From barbarism to universality

From barbarism to universality: Language and identity in Early Modern France. By Christopher Coski. Columbia, SC: University of South Carolina Press, 2011. Pp. 216. ISBN 9781611170368. $49.95 (Hb).

Reviewed by Heather Pardee, Northeastern Illinois University

Christopher Coski chronicles the rise of the French language between 1549 and 1784 by examining the works of several notable authors and placing them in conversation. C’s own voice is confined to summarizing each text and identifying sections relevant to individual and national identity, the reputation of the French language, and the linguistic connection between reality and thought.

Ch. 1 examines Joachim du Bellay’s Deffence et illustration de la langue françoyse (1549). Since French remained in the shadow of the ancient languages, du Bellay argued against the view that Latin was better suited for literary work. Du Bellay recognized the disadvantages of the French language but remained optimistic, calling on poets to stop writing in Latin and to perfect their own language. Michel de Montaigne’s Essais (1580), discussed in Ch. 2, employed French vernacular writing for a new genre: the creative, nonfiction essay. Montaigne justified writing his Essais in French rather than Latin because writing in his native language was consistent with his individual identity. C devotes Ch. 3 to Discours de la method by René Descartes (1637), which demonstrates that French is adequate and even preferable for intellectual writing. C calls it an act of intellectual rebellion to write this philosophical work in French. Descartes, diverging from the fluid, changeable nature of Montaigne’s self-expression, describes his method as a process that privileges artificial and systematic reason.

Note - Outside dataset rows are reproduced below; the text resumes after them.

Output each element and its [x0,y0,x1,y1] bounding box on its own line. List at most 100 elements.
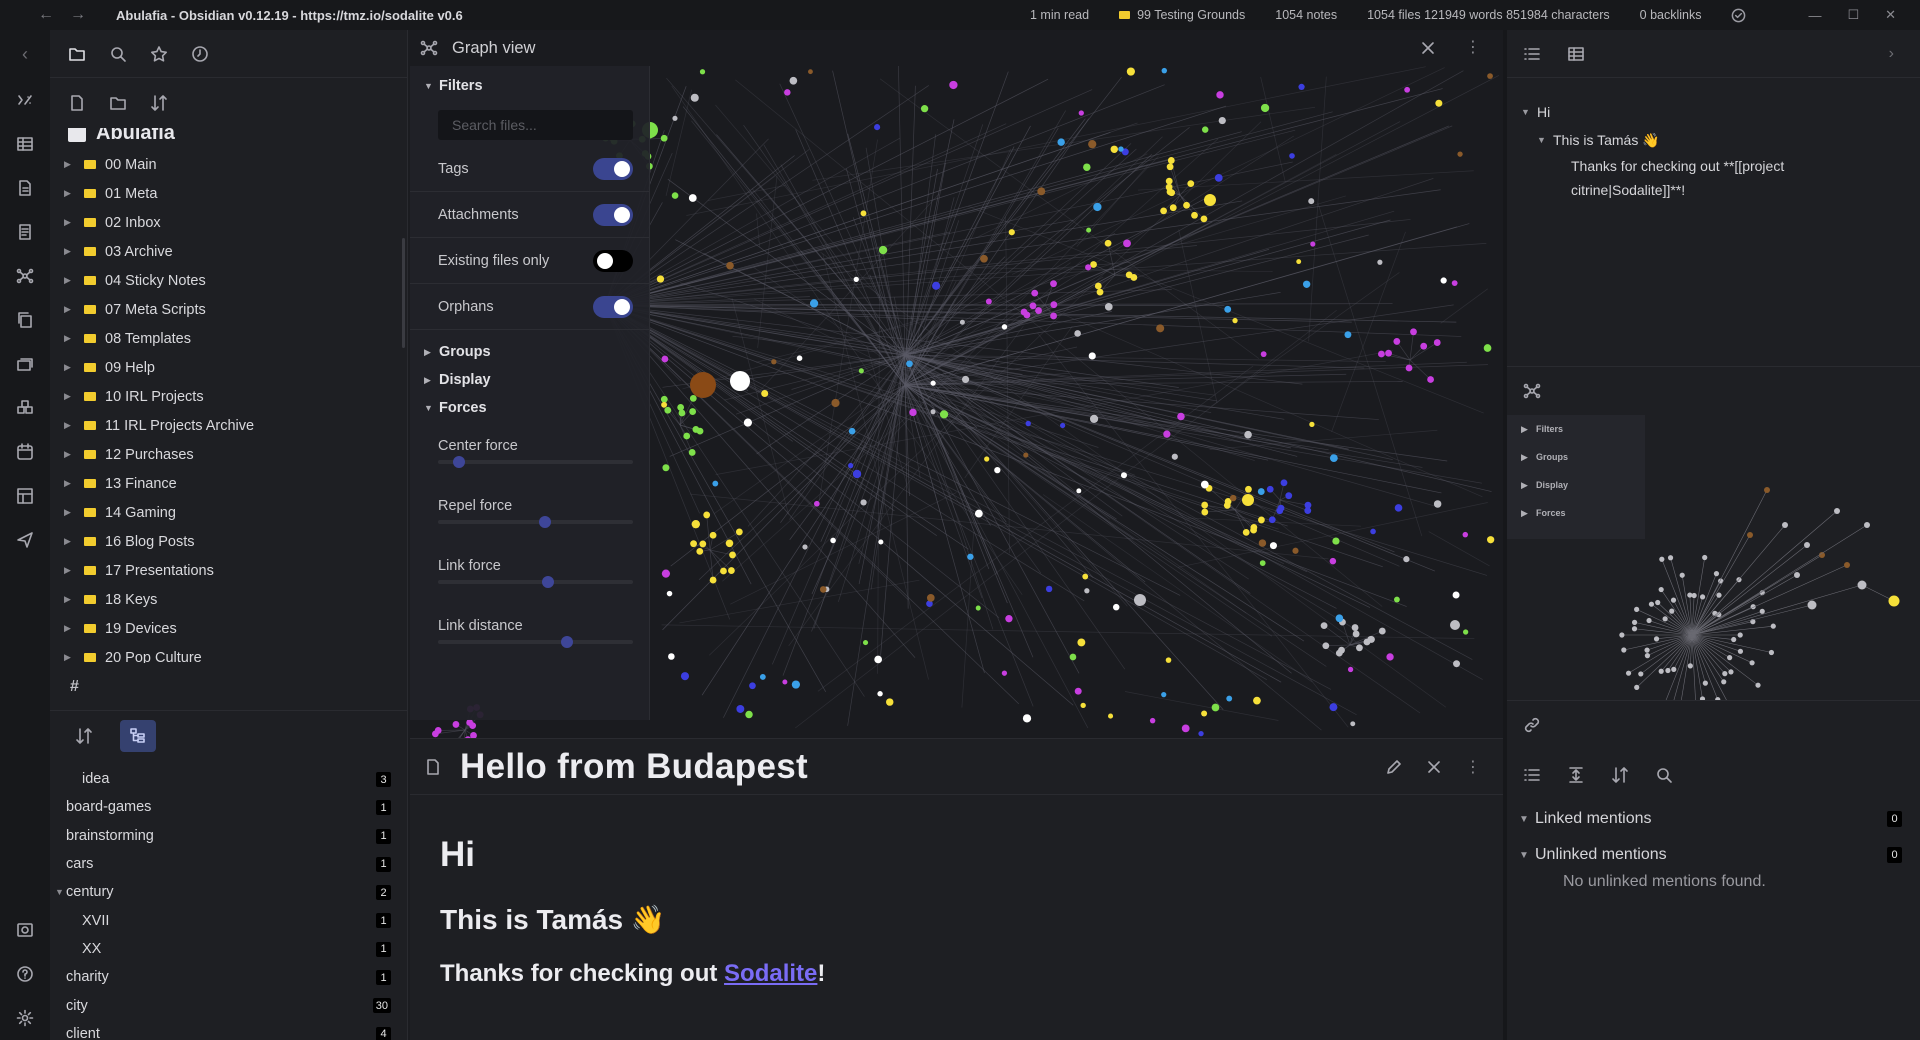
collapse-results-icon[interactable] [1523,766,1541,784]
graph-node[interactable] [678,409,686,417]
graph-node[interactable] [466,719,474,726]
note-title[interactable]: Hello from Budapest [460,747,808,787]
graph-node[interactable] [1118,146,1124,152]
expand-arrow-icon[interactable]: ▶ [64,246,78,257]
graph-node[interactable] [1463,629,1469,635]
graph-node[interactable] [1110,145,1118,153]
backlinks-search-icon[interactable] [1655,766,1673,784]
graph-node[interactable] [1074,687,1082,695]
forces-section[interactable]: ▼ Forces [410,394,649,422]
graph-node[interactable] [1123,239,1131,248]
folder-item[interactable]: ▶ 07 Meta Scripts [50,295,407,324]
local-graph-node[interactable] [1737,648,1744,654]
graph-node[interactable] [974,509,983,518]
graph-node[interactable] [1229,494,1237,502]
graph-node[interactable] [1403,556,1410,563]
local-graph-node[interactable] [1655,599,1661,606]
new-folder-icon[interactable] [109,94,127,112]
calendar-icon[interactable] [0,430,50,474]
local-graph-node[interactable] [1727,655,1733,661]
local-graph-node[interactable] [1621,647,1627,653]
graph-node[interactable] [1308,198,1315,205]
graph-node[interactable] [1181,724,1190,733]
graph-node[interactable] [735,528,743,536]
graph-node[interactable] [1171,453,1178,460]
graph-node[interactable] [1253,696,1261,705]
local-graph-section[interactable]: ▶ Forces [1507,499,1645,527]
tag-sort-button[interactable] [66,720,102,752]
force-slider-thumb[interactable] [538,516,551,528]
graph-node[interactable] [959,319,965,325]
scrollbar[interactable] [402,238,405,348]
graph-node[interactable] [1386,653,1394,661]
kanban-icon[interactable] [0,474,50,518]
graph-node[interactable] [1450,620,1460,630]
graph-node[interactable] [699,540,707,548]
graph-node[interactable] [703,511,711,519]
graph-node[interactable] [1245,485,1252,493]
graph-node[interactable] [662,464,670,472]
notes-list-icon[interactable] [0,210,50,254]
outline-list-icon[interactable] [1523,45,1541,63]
graph-node[interactable] [1078,110,1084,116]
graph-node[interactable] [1276,507,1284,515]
more-options-icon[interactable]: ⋮ [1465,40,1481,56]
graph-node[interactable] [699,69,706,75]
sodalite-link[interactable]: Sodalite [724,960,817,987]
graph-node[interactable] [1487,536,1495,544]
graph-node[interactable] [1120,472,1127,479]
folder-item[interactable]: ▶ 03 Archive [50,237,407,266]
graph-node[interactable] [1244,430,1252,439]
local-graph-node[interactable] [1634,684,1640,690]
graph-node[interactable] [759,673,766,680]
graph-node[interactable] [726,261,734,270]
graph-node[interactable] [660,134,668,142]
folder-item[interactable]: ▶ 04 Sticky Notes [50,266,407,295]
outline-item-h1[interactable]: ▼ Hi [1507,98,1920,126]
search-icon[interactable] [109,45,127,63]
graph-node[interactable] [672,115,678,121]
graph-node[interactable] [1393,596,1400,603]
force-slider-track[interactable] [438,516,633,528]
graph-node[interactable] [1096,288,1104,296]
toggle-switch[interactable] [593,249,633,272]
graph-node[interactable] [690,93,699,102]
groups-section[interactable]: ▶ Groups [410,338,649,366]
graph-node[interactable] [1260,351,1267,358]
outline-item-text[interactable]: Thanks for checking out **[[project citr… [1507,154,1837,202]
send-icon[interactable] [0,518,50,562]
graph-node[interactable] [1304,507,1312,515]
graph-node[interactable] [1165,177,1173,185]
local-graph-node[interactable] [1749,660,1755,666]
graph-node[interactable] [668,653,675,660]
local-graph-node[interactable] [1759,608,1765,614]
local-graph-section[interactable]: ▶ Display [1507,471,1645,499]
graph-node[interactable] [1462,531,1469,538]
outline-item-h2[interactable]: ▼ This is Tamás 👋 [1507,126,1920,154]
graph-node[interactable] [1269,542,1277,550]
graph-node[interactable] [1224,305,1232,313]
graph-node[interactable] [1433,500,1442,508]
local-graph-node[interactable] [1864,522,1870,528]
local-graph-node[interactable] [1768,649,1775,656]
folder-item[interactable]: ▶ 10 IRL Projects [50,382,407,411]
graph-node[interactable] [1320,622,1328,630]
copy-icon[interactable] [0,298,50,342]
graph-node[interactable] [1168,189,1176,197]
expand-arrow-icon[interactable]: ▶ [64,188,78,199]
graph-node[interactable] [1104,239,1112,247]
graph-node[interactable] [689,394,697,402]
graph-node[interactable] [1394,504,1403,512]
local-graph-node[interactable] [1888,595,1900,607]
graph-node[interactable] [671,192,679,199]
graph-node[interactable] [1377,259,1383,265]
graph-node[interactable] [1165,657,1172,663]
graph-node[interactable] [782,679,788,685]
graph-node[interactable] [1435,99,1443,107]
graph-node[interactable] [1368,636,1375,643]
graph-node[interactable] [1001,670,1008,676]
local-graph-node[interactable] [1699,594,1706,600]
local-graph-node[interactable] [1721,679,1727,685]
graph-node[interactable] [688,449,696,456]
graph-node[interactable] [848,462,854,469]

In Ch. 4, Claude Favre de Vaugelas, one of the original members of the Académie Française and author of Remarques sur la langue françoise, defended the purity of the French language through the prescriptive criterion of ‘good usage’. Usage can be judged on aesthetic quality by the authority of the social elite. His work acknowledged that French had evolved into a state of perfection, hence the necessity to codify the language to avoid corruption. Ch. 5 resumes the topic of language and thought with Essai sur l’origine des connaissances humaines by Étienne Bonnot, Abbé de Condillac (1746). Condillac asserted that language is inseparable from rational thought. Perception and sensation can exist without language, but as perception builds towards reason, so instinct grows towards sophisticated human language. This process is what Condillac calls the liason des idées, wherein individual sensations are connected to signs that create the symbolic system of language. In Ch. 6, Antoine Rivarol’s De l’Universitalité de la langue française (1784) claims with overwhelming nationalism that the French language has reached maturity and is now on par with the classical languages. While Rivarol concedes that French is too logical for music and poetry, as the language of reason, it is ideal for philosophy.

An appendix offers a concise overview of the French language from the Middle Ages through the eighteenth century and provides historical context for the works discussed in the previous chapters. C’s text is a helpful tool for those wishing to familiarize themselves with this period of French literature, since it is, in essence, a biography of the emerging French language.